Background: Media studies are important for vaccine hesitancy research, as they analyze how the media shapes risk perceptions and vaccine uptake. Despite the growth in studies in this field owing to advances in computing and language processing and an expanding social media landscape, no study has consolidated the methodological approaches used to study vaccine hesitancy. Synthesizing this information can better structure and set a precedent for this growing subfield of digital epidemiology.

Objective: This review aimed to identify and illustrate the media platforms and methods used to study vaccine hesitancy and how they build or contribute to the study of the media's influence on vaccine hesitancy and public health.

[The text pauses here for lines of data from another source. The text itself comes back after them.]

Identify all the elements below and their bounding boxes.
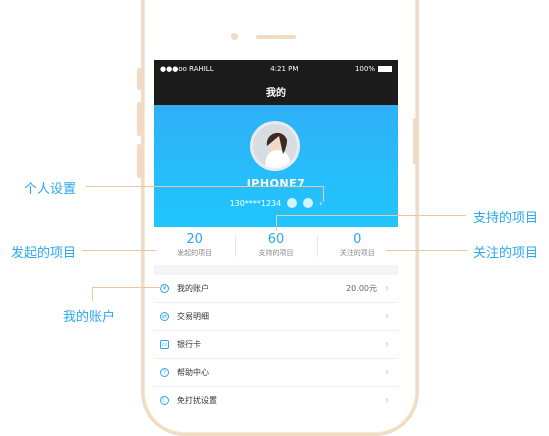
avatar[interactable] [250, 121, 300, 171]
phone-side-button [137, 68, 141, 90]
status-bar: ●●●oo RAHILL 4:21 PM 100% [154, 60, 398, 77]
stat-followed[interactable]: 0 关注的项目 [316, 227, 398, 265]
annotation-my-account: 我的账户 [63, 310, 116, 325]
menu-item-label: 我的账户 [177, 284, 209, 293]
menu-item-dnd[interactable]: ☾ 免打扰设置 › [154, 387, 398, 406]
username: IPHONE7 [246, 177, 306, 190]
guide-line-followed [386, 250, 468, 251]
battery-icon [377, 65, 392, 72]
stat-supported-label: 支持的项目 [258, 249, 294, 257]
annotation-initiated: 发起的项目 [11, 246, 77, 261]
carrier-label: ●●●oo RAHILL [160, 64, 214, 73]
guide-line-initiated [82, 250, 156, 251]
card-icon: ▭ [160, 340, 169, 349]
chevron-right-icon: › [385, 395, 389, 406]
phone-volume-up [137, 102, 141, 136]
menu-item-help[interactable]: ? 帮助中心 › [154, 359, 398, 387]
page-title: 我的 [266, 87, 286, 99]
menu-item-label: 交易明细 [177, 312, 209, 321]
phone-power-button [413, 118, 417, 164]
stat-initiated-label: 发起的项目 [177, 249, 213, 257]
battery-percent: 100% [354, 64, 375, 73]
wallet-icon: ¥ [160, 284, 169, 293]
transaction-icon: ⇄ [160, 312, 169, 321]
annotation-personal-settings: 个人设置 [24, 182, 77, 197]
phone-volume-down [137, 144, 141, 178]
stat-supported[interactable]: 60 支持的项目 [235, 227, 316, 265]
stats-bar: 20 发起的项目 60 支持的项目 0 关注的项目 [154, 227, 398, 265]
battery-label: 100% [355, 65, 392, 73]
id-verified-icon [287, 198, 298, 208]
chevron-right-icon: › [385, 339, 389, 350]
status-time: 4:21 PM [270, 64, 299, 73]
guide-line-personal-settings-drop [323, 186, 324, 202]
dnd-icon: ☾ [160, 396, 169, 405]
account-balance: 20.00元 [346, 284, 377, 293]
guide-line-supported-v [276, 215, 277, 231]
menu-item-label: 帮助中心 [177, 368, 209, 377]
guide-line-account-h [92, 287, 162, 288]
profile-header[interactable]: IPHONE7 130****1234 › [154, 105, 398, 227]
nav-bar: 我的 [154, 77, 398, 105]
menu-item-label: 银行卡 [177, 340, 201, 349]
annotation-supported: 支持的项目 [473, 211, 539, 226]
app-screen: ●●●oo RAHILL 4:21 PM 100% 我的 IPHONE7 130… [154, 60, 398, 406]
help-icon: ? [160, 368, 169, 377]
chevron-right-icon: › [385, 283, 389, 294]
chevron-right-icon: › [385, 367, 389, 378]
menu-item-label: 免打扰设置 [177, 396, 217, 405]
menu-item-bank-card[interactable]: ▭ 银行卡 › [154, 331, 398, 359]
avatar-portrait-icon [253, 124, 297, 168]
phone-speaker [256, 35, 296, 39]
guide-line-account-v [92, 287, 93, 301]
stat-initiated[interactable]: 20 发起的项目 [154, 227, 235, 265]
menu-item-account[interactable]: ¥ 我的账户 20.00元 › [154, 275, 398, 303]
chevron-right-icon: › [385, 311, 389, 322]
settings-badge-icon [303, 198, 314, 208]
annotation-followed: 关注的项目 [473, 246, 539, 261]
phone-camera [231, 33, 238, 40]
stat-initiated-value: 20 [186, 232, 203, 247]
stat-supported-value: 60 [267, 232, 285, 247]
chevron-right-icon: › [319, 198, 323, 208]
stat-followed-value: 0 [353, 232, 362, 247]
phone-info-row[interactable]: 130****1234 › [154, 198, 398, 208]
phone-number: 130****1234 [229, 198, 282, 208]
guide-line-supported-h [276, 215, 466, 216]
guide-line-personal-settings [86, 186, 324, 187]
menu-list: ¥ 我的账户 20.00元 › ⇄ 交易明细 › ▭ 银行卡 › ? 帮助中心 … [154, 275, 398, 406]
menu-item-transactions[interactable]: ⇄ 交易明细 › [154, 303, 398, 331]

Methods: This study followed the PRISMA-ScR (Preferred Reporting Items for Systematic Reviews and Meta-Analyses extension for Scoping Reviews) guidelines. A search was conducted on PubMed and Scopus for any studies that used media data (social media or traditional media), had an outcome related to vaccine sentiment (opinion, uptake, hesitancy, acceptance, or stance), were written in English, and were published after 2010. Studies were screened by only 1 reviewer and extracted for media platform, analysis method, the theoretical models used, and outcomes.

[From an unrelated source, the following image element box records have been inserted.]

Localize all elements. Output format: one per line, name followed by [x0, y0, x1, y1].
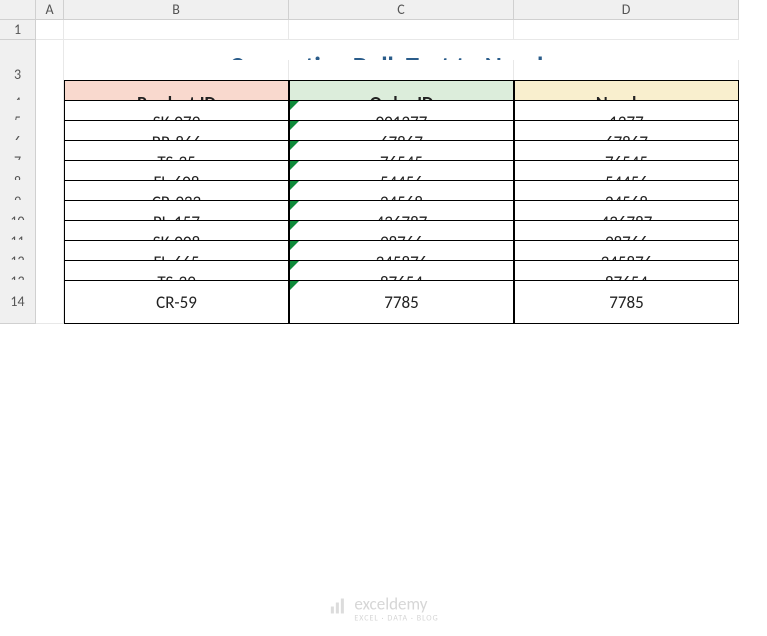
watermark: exceldemy EXCEL · DATA · BLOG [328, 594, 438, 623]
select-all-corner[interactable] [0, 0, 36, 20]
cell-number[interactable]: 7785 [514, 280, 739, 324]
cell-order-id[interactable]: 7785 [289, 280, 514, 324]
cell[interactable] [36, 280, 64, 324]
cell[interactable] [289, 20, 514, 40]
col-header-d[interactable]: D [514, 0, 739, 20]
cell-product-id[interactable]: CR-59 [64, 280, 289, 324]
col-header-a[interactable]: A [36, 0, 64, 20]
cell[interactable] [64, 20, 289, 40]
col-header-c[interactable]: C [289, 0, 514, 20]
row-header[interactable]: 1 [0, 20, 36, 40]
cell[interactable] [36, 20, 64, 40]
col-header-b[interactable]: B [64, 0, 289, 20]
chart-icon [328, 596, 348, 621]
spreadsheet-grid: A B C D 1 2 Converting Bulk Text to Numb… [0, 0, 767, 300]
watermark-sub: EXCEL · DATA · BLOG [354, 615, 438, 623]
row-header[interactable]: 14 [0, 280, 36, 324]
watermark-brand: exceldemy [354, 594, 427, 615]
cell[interactable] [514, 20, 739, 40]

Results: In total, 125 studies were included, of which 71 (56.8%) used traditional research methods and 54 (43.2%) used computational methods. Of the traditional methods, most used content analysis (43/71, 61%) and sentiment analysis (21/71, 30%) to analyze the texts. The most common platforms were newspapers, print media, and web-based news. The computational methods mostly used sentiment analysis (31/54, 57%), topic modeling (18/54, 33%), and network analysis (17/54, 31%). Fewer studies used projections (2/54, 4%) and feature extraction (1/54, 2%). The most common platforms were Twitter and Facebook. Theoretically, most studies were weak. The following five major categories of studies arose: antivaccination themes centered on the distrust of institutions, civil liberties, misinformation, conspiracy theories, and vaccine-specific concerns; provaccination themes centered on ensuring vaccine safety using scientific literature; framing being important and health professionals and personal stories having the largest impact on shaping vaccine opinion; the coverage of vaccination-related data mostly identifying negative vaccine content and revealing deeply fractured vaccine communities and echo chambers; and the public reacting to and focusing on certain signals-in particular cases, deaths, and scandals-which suggests a more volatile period for the spread of information.

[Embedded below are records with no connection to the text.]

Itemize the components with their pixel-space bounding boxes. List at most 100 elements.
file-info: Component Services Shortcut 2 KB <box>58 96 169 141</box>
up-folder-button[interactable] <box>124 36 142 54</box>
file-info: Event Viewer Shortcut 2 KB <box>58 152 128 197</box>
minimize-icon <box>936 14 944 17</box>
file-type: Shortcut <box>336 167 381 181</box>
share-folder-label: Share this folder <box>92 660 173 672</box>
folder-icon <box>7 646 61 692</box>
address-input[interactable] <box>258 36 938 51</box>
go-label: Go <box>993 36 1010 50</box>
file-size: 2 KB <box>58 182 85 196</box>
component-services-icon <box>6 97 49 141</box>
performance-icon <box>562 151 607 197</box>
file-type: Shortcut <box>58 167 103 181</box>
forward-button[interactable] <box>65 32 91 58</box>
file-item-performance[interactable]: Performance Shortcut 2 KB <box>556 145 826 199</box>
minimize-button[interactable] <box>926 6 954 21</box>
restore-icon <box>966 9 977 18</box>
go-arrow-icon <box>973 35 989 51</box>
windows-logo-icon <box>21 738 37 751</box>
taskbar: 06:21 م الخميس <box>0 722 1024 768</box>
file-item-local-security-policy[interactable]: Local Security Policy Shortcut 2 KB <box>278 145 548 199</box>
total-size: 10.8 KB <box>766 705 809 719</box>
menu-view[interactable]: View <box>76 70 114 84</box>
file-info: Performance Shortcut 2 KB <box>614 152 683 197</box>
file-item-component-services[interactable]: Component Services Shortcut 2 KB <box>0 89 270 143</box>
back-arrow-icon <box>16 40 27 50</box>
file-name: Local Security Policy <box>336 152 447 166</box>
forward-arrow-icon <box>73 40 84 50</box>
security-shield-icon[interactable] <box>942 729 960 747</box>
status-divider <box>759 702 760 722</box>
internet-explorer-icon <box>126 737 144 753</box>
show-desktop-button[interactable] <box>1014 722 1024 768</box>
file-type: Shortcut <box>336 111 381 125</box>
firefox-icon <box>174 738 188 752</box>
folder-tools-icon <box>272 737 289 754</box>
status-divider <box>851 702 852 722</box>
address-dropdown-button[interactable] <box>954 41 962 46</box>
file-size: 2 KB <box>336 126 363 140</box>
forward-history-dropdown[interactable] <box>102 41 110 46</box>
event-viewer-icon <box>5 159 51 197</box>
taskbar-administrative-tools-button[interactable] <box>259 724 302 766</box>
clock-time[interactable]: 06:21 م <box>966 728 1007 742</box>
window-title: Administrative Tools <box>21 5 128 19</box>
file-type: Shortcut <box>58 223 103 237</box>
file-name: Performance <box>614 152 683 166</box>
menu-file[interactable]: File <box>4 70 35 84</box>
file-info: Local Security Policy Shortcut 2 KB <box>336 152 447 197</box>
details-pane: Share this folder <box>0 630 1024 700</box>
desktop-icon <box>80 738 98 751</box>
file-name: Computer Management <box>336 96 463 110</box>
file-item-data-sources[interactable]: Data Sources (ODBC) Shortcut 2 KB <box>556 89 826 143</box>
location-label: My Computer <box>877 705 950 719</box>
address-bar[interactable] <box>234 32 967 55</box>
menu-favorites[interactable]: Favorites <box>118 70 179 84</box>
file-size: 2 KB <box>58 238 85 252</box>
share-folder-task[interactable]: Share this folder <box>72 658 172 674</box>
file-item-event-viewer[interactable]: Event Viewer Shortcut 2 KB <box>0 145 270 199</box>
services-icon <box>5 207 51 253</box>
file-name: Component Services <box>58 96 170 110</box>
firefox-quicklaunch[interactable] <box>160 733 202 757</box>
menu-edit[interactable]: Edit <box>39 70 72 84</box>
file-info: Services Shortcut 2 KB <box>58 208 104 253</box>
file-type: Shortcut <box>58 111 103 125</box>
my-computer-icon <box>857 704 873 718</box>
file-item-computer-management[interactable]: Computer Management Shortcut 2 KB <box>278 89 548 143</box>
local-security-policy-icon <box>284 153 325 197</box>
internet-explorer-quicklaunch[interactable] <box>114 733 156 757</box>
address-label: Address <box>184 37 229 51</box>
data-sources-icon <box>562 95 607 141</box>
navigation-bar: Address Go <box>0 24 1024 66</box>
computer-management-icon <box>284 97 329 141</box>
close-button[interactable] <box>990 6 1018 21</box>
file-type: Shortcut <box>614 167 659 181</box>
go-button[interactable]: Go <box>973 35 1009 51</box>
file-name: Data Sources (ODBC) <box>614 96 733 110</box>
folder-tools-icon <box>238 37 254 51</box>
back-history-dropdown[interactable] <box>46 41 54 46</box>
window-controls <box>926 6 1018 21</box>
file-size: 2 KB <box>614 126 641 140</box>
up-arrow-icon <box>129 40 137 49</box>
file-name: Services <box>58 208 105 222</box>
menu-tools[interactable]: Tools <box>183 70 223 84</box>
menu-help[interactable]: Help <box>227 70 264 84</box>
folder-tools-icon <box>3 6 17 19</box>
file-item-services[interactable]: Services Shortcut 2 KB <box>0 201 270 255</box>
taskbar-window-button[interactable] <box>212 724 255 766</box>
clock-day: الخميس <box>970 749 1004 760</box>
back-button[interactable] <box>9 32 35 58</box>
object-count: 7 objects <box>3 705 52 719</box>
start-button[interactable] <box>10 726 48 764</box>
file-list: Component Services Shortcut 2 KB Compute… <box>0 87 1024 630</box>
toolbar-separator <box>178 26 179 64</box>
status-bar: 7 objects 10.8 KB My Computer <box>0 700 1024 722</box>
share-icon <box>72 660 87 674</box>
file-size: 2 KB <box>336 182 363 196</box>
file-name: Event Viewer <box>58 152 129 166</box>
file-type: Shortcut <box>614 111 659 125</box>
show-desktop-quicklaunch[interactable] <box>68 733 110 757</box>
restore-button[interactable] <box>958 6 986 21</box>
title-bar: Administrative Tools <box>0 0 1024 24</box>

Conclusions: The heterogeneity in the use of media to study vaccines can be better consolidated through theoretical grounding. Areas of suggested research include understanding how trust in institutions is associated with vaccine uptake, how misinformation and information signaling influence vaccine uptake, and the evaluation of government communications on vaccine rollouts and vaccine-related events. The review ends with a statement that media data analyses, though groundbreaking in approach, should supplement-not supplant-current practices in public health research.